Skills & Tools Required
Some of the skills required for a career in Data Science are:
- Programming Languages
- Database Management
- Statistics & Mathematics
- Data Wrangling & Cleaning
- Machine Learning
- Data Visualization
- Big Data Technologies
- Cloud Computing
Some of the tools used in Data Science are:
- Programming – Python, R, SQL
- Data Analysis – Pandas, NumPy, Excel
- Visualization – Tableau, Power BI, Seaborn, Matplotlib
- Machine Learning – Scikit-learn, TensorFlow, PyTorch, Keras
- Big Data/Cloud – Spark, Hadoop, AWS, Azure, Google Cloud
Salary Growth & Career Progression
Data science offers robust salary growth and rapid career progression. It is, no doubt, impacted by the high demand for AI and Machine Learning skills. There is a projected 36% growth rate from 2023 to 2033.
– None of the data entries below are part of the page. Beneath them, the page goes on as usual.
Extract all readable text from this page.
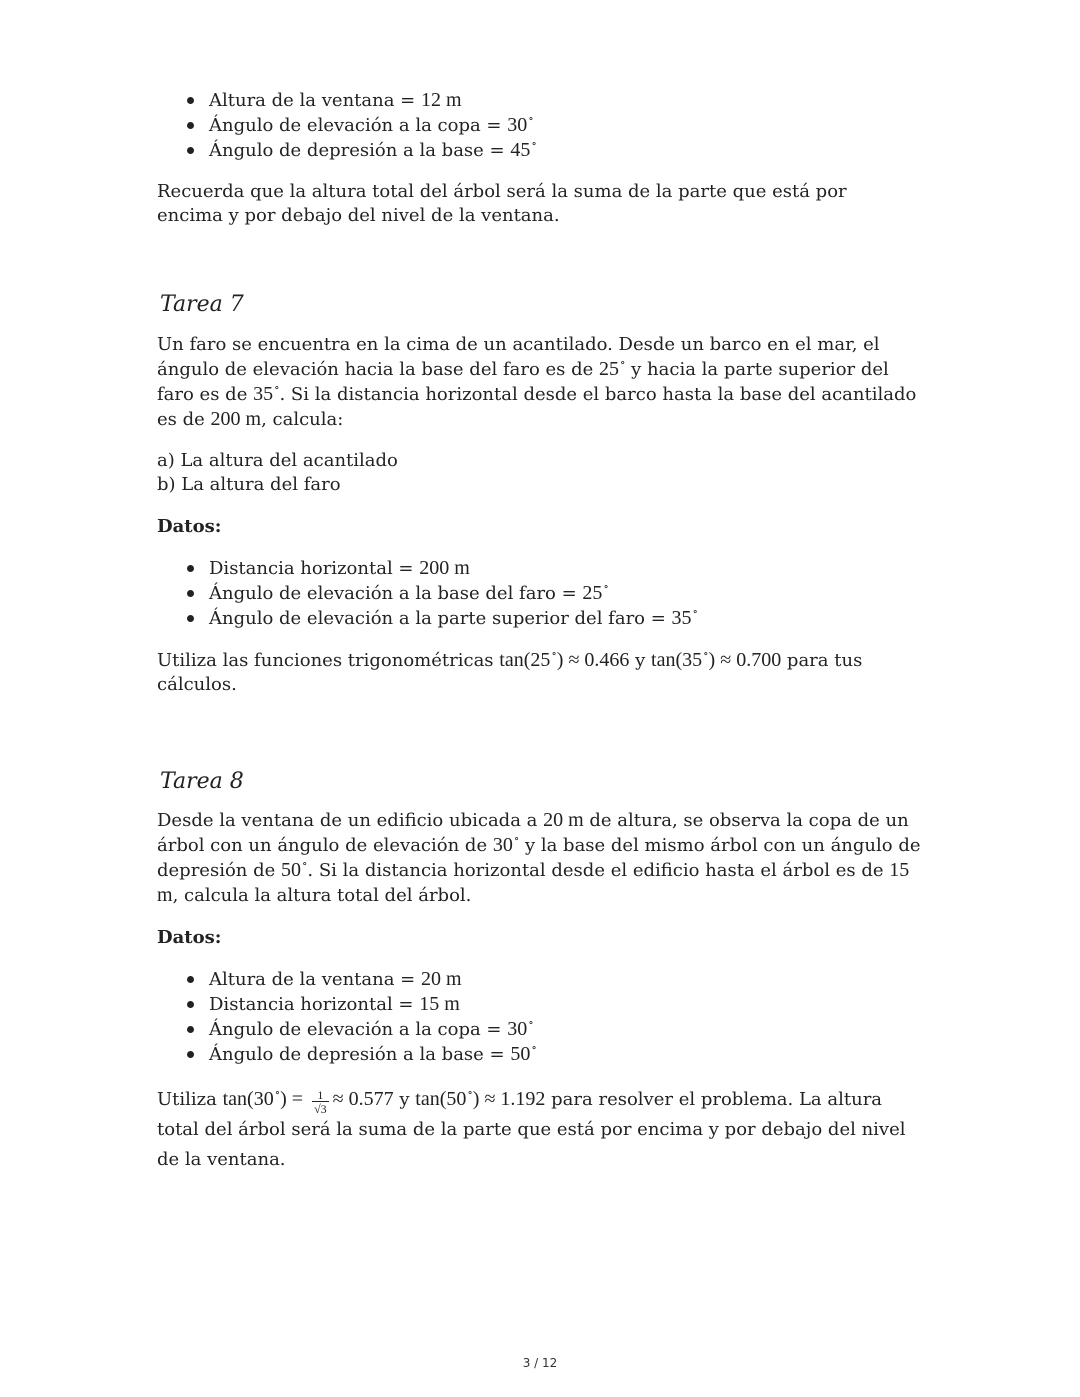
Altura de la ventana = 12 m
Ángulo de elevación a la copa = 30∘
Ángulo de depresión a la base = 45∘

Recuerda que la altura total del árbol será la suma de la parte que está por encima y por debajo del nivel de la ventana.

Tarea 7

Un faro se encuentra en la cima de un acantilado. Desde un barco en el mar, el ángulo de elevación hacia la base del faro es de 25∘ y hacia la parte superior del faro es de 35∘. Si la distancia horizontal desde el barco hasta la base del acantilado es de 200 m, calcula:

a) La altura del acantilado

b) La altura del faro

Datos:

Distancia horizontal = 200 m
Ángulo de elevación a la base del faro = 25∘
Ángulo de elevación a la parte superior del faro = 35∘

Utiliza las funciones trigonométricas tan(25∘) ≈ 0.466 y tan(35∘) ≈ 0.700 para tus cálculos.

Tarea 8

Desde la ventana de un edificio ubicada a 20 m de altura, se observa la copa de un árbol con un ángulo de elevación de 30∘ y la base del mismo árbol con un ángulo de depresión de 50∘. Si la distancia horizontal desde el edificio hasta el árbol es de 15 m, calcula la altura total del árbol.

Datos:

Altura de la ventana = 20 m
Distancia horizontal = 15 m
Ángulo de elevación a la copa = 30∘
Ángulo de depresión a la base = 50∘

Utiliza $\tan(30^\circ) = \frac{1}{√3} \approx 0.577$ y tan(50∘) ≈ 1.192 para resolver el problema. La altura total del árbol será la suma de la parte que está por encima y por debajo del nivel de la ventana.

3 / 12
In India, the entry-level roles (0-3 years) typically start around INR 4 LPA to INR 10 LPA. It grows up to INR 15 LPA to INR 25 LPA for mid-level roles. For senior roles that require 5 years of experience or more, the salary exceeds INR 30 LPA.
Data Scientists can often progress into other roles depending on their interests. From technical specializations or management to AI engineering to data engineering, product analytics, and strategic consulting, Data Scientists can venture into any field of work.
Frequently Asked Questions (FAQs)
1. What are the Best Career Options in Data Science?
Data Scientist, Machine Learning Engineer, Data Engineer, etc., are some of the best career options in Data Science.
2. Is Data Science a Good Career in India?
Yes, Data Science is a very good career in India. It is lucrative, it has a good scope, and it is growing every day.
3. Can Commerce Students Pursue Data Science Careers?
Yes, commerce students can also pursue Data Science careers. Irrespective of your background in higher secondary, if you score 50% or above marks across academics, you can pursue a Bachelor’s, preferably BBA, and then an MBA in Data Science or AI
4. What Skills are needed for Data Science Jobs?
From technical skills such as Python, SQL, R, and Power BI, to Database Management, Statistics, Mathematics, Data Wrangling, Cleaning, and Machine Learning, all these skills are essential for a Data Scientist.
5. What is the Salary Growth in Data Science Roles?
There is a projected 36% growth rate in Data Science roles from 2023 to 2033. The high demand for AI and ML skills has positively impacted the demand of Data Science roles.